Last year Jamie's Italian in Sydney earned negative press after a diner saw a chef using frozen gnocchi from a packet - despite the restaurant spruiking its pasta was made fresh in-house daily.
A spokesman claimed the gnocchi was imported because it was "Italy's finest traditional, regional and organic produce", and it "ensured quality and consistency across (all) restaurants", but it left customers who pay $28 for a plate of the stuff fuming.
But Oliver's PR problems extend even further than a few unhappy customers.
According to Aussie public relations expert Catriona Pollard, Oliver's downfall was caused by a series of classic PR blunders, including overexposure, a disconnect between his actions and his personal brand and a failure to address a number of controversies head-on.
Ms Pollard said one possible reason behind those failures was the mismatch between Oliver's "average Joe" identity and the up-market feel of his eateries.
"You can buy one of his books for $20, or watch his TV show for free. But a lot of his restaurants sold expensive meals … which didn't really stack up for people," she told news.com.au.
She said there was also a divide between Oliver's relatable image and his staggering fortune, estimated to be around $441 million.
"His personal brand is very much the 'everyday lad', but that doesn't convert to a businessman who is so wealthy. There's a disconnect between his everyday persona and his wealth," she said.
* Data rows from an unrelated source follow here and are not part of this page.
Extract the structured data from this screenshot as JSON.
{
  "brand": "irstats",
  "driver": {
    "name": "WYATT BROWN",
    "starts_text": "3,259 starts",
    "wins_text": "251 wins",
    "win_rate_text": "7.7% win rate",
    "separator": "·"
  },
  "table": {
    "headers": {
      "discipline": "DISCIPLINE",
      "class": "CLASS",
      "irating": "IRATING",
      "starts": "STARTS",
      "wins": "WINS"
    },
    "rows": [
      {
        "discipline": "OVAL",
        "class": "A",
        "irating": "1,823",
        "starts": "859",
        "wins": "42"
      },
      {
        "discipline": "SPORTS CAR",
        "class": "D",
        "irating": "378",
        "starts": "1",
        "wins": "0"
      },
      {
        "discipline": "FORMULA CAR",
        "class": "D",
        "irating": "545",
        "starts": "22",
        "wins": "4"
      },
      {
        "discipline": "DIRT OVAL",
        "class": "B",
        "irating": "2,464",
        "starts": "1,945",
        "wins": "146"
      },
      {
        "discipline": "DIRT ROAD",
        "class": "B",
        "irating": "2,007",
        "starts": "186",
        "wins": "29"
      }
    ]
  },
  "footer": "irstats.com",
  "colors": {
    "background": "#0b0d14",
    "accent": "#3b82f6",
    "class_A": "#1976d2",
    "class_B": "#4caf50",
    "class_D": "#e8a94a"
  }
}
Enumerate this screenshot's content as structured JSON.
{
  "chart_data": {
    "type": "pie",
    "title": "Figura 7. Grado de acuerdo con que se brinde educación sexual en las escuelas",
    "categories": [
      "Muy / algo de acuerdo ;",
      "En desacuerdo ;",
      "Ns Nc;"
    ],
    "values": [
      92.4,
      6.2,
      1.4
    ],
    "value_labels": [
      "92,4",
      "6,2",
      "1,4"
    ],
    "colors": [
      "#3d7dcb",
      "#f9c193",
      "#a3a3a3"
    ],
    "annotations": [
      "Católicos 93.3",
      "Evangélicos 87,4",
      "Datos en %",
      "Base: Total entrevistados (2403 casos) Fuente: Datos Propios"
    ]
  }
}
Last year Oliver was accused of hypocrisy after signing a lucrative $9.1 million deal with oil giant Shell to revamp its service station food offering.
But as Oliver had long been a supporter of climate change action, many considered a partnership with an oil company to be a serious betrayal.
Ms Pollard said Oliver's decision to ignore the growing furore added another blow to his reputation.
"Jamie Oliver has a very distinct personal brand linked to very distinctive values. He's so outspoken when it comes to things like healthy eating and the environmental impacts of climate change, which is great, but … the deal with Shell was seen as negatively straying from that very distinct brand," she said.
"It gave people fodder, and they started to change their opinions of him. That backlash was caused because people thought he wasn't behaving the way they thought he should."
WHAT HAPPENS NOW?
Oliver and wife Jools are worth about $260 million and live with their five children in a $17 million property in Hampstead, North London.
Documents show the couple's personal assets are not put at risk by the bankruptcy of the business.
While the failure of his restaurants has no doubt left a bad taste in the chef's mouth, and given him plenty of food for thought, for the media side of his empire it's business as usual.
Oliver has written 23 cookbooks, of which he sold more than 40 million copies in total, including his phenomenally popular Jamie's 15-Minute Meals and Jamie's Italy.
He has also starred in more than 20 cooking shows that air regularly around the world.
According to a spokesman, "Jamie Oliver Holdings, which operates Jamie Oliver Limited and Jamie Oliver Licensing Limited, as well as the international restaurant franchise business, Jamie's Italian International Limited, will continue to trade as normal. Fifteen Cornwall, which operates under a franchise, is also unaffected."
Oliver is also likely to continue his healthy eating campaigns, including tackling childhood obesity and junk food marketing targeted at kids.